INQUIRING LINE

How do early layers preserve unbiased information while late layers conform?

This reads the question as: do the deeper, earlier parts of a model hold onto raw pretrained knowledge while a later stage gets pulled toward a single 'approved' output — and the corpus speaks to this more through the stages of training than through literal layer-by-layer probes.


This explores a 'depth vs. conformity' split — the idea that some part of a model keeps the raw, varied information it learned while another part narrows toward one sanctioned answer. The corpus doesn't have a single study that probes layer-by-layer, but it maps this tension cleanly onto two related distinctions: *lower layers vs. reasoning/style*, and *pretraining vs. post-training*. The clearest direct hit is proxy-tuning, where researchers find that direct fine-tuning actually corrupts knowledge stored in the lower layers, while a decoding-time approach leaves those weights untouched and only shifts reasoning and style — recovering most of the alignment benefit without damaging what the base model knew Can decoding-time tuning preserve knowledge better than weight fine-tuning?. That's your 'early preserves, late conforms' picture in miniature: the knowledge substrate is fragile and worth protecting, the conformity lives nearer the output.

The conformity half of the question has a sharp answer in how reinforcement learning behaves. RL post-training doesn't teach a model new formats — it picks one format already present from pretraining and amplifies it within the first epoch while suppressing the alternatives, and which one wins depends on model scale rather than quality Does RL training collapse format diversity in pretrained models?. So 'late layers conform' is better read as 'late *training* collapses diversity': the variety was there, and the final stage funnels it into one dominant channel. The flip side is that staying close to the base distribution — low KL drift — is what preserves a model's ability to keep learning; pushed too far from base, models stall when the task domain changes Does staying close to the base model preserve learning ability?.

But here's the twist that should reframe the whole question: 'early = unbiased' is the part the corpus pushes back on hardest.
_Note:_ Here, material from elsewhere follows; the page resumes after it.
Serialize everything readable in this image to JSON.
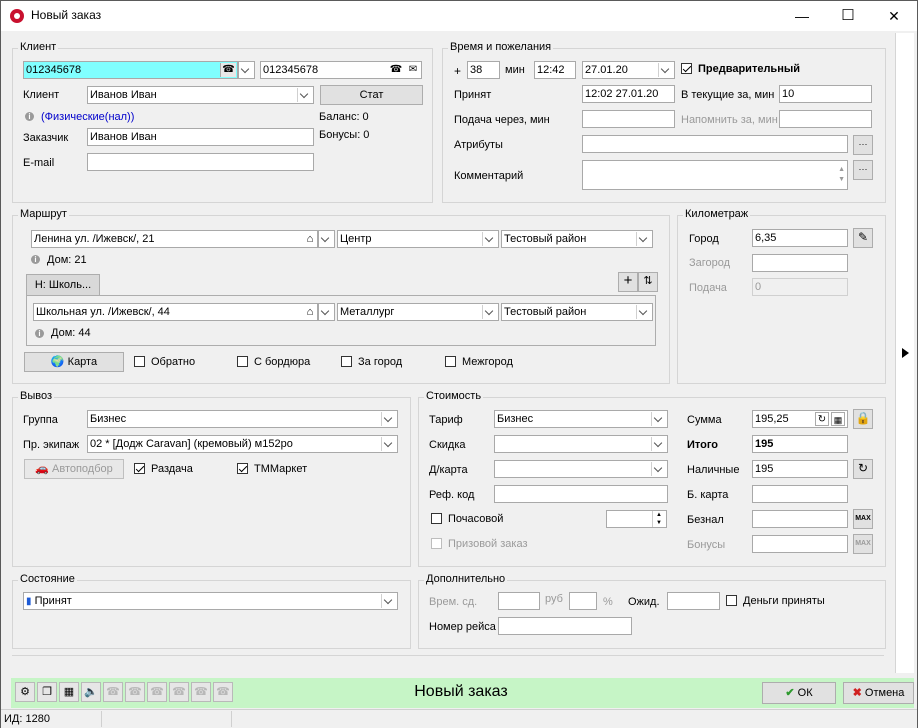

A causal experiment varying random seeds and cross-tuning found that cognitive biases are *planted during pretraining* and merely swayed by instruction tuning — models sharing a backbone show the same bias patterns regardless of finetuning data Where do cognitive biases in language models come from?. So the deep, 'preserved' information isn't neutral; it's where the bias originates. The conformity you see late is downstream of priors set early, not a corruption of an innocent base.

That reframing connects to why models ignore their own context: when parametric knowledge from training is strong, it dominates in-context information, and textual prompting alone can't override it — you need causal intervention in the internal representations Why do language models ignore information in their context?. The 'early' knowledge isn't just preserved, it actively overrides fresh signal. And the broader caution: high accuracy is not the same as unbiased reasoning — 'theory-free' models can mask bias behind strong metrics while making correlation-causation errors Can AI models be truly free from human bias?.

The thing you might not have known you wanted: the corpus inverts the premise. Early structure isn't the unbiased keeper of truth and late structure the conformist — early structure is where bias is *baked in*, and the real engineering lever is keeping post-training close enough to base to preserve plasticity and knowledge, while accepting that 'preserved' never meant 'neutral.'


Sources 6 notes

Can decoding-time tuning preserve knowledge better than weight fine-tuning?

Proxy-tuning closes 88-91% of the alignment gap while surpassing direct fine-tuning on knowledge tasks by leaving base model weights untouched. Direct fine-tuning corrupts knowledge storage in lower layers, whereas proxy-tuning applies distributional shifts that primarily affect reasoning and style.

Does RL training collapse format diversity in pretrained models?

Controlled experiments show RL consistently amplifies one format distribution from pretraining within the first epoch while collapsing alternatives. The winning format depends on model scale, not necessarily performance, and is largely hidden when starting from proprietary pretrained models.

Does staying close to the base model preserve learning ability?

FST-trained models stay up to 70% closer to their base distribution than parameter-only RL, and this reduced drift preserves the model's ability to learn subsequent tasks effectively. Parameter-only approaches stall when task domains change, while low KL drift enables sustained adaptation.

Where do cognitive biases in language models come from?

A causal experiment using random-seed variation and cross-tuning showed that models sharing a pretrained backbone exhibit similar bias patterns regardless of finetuning data. Biases are planted during pretraining and merely swayed by instruction tuning.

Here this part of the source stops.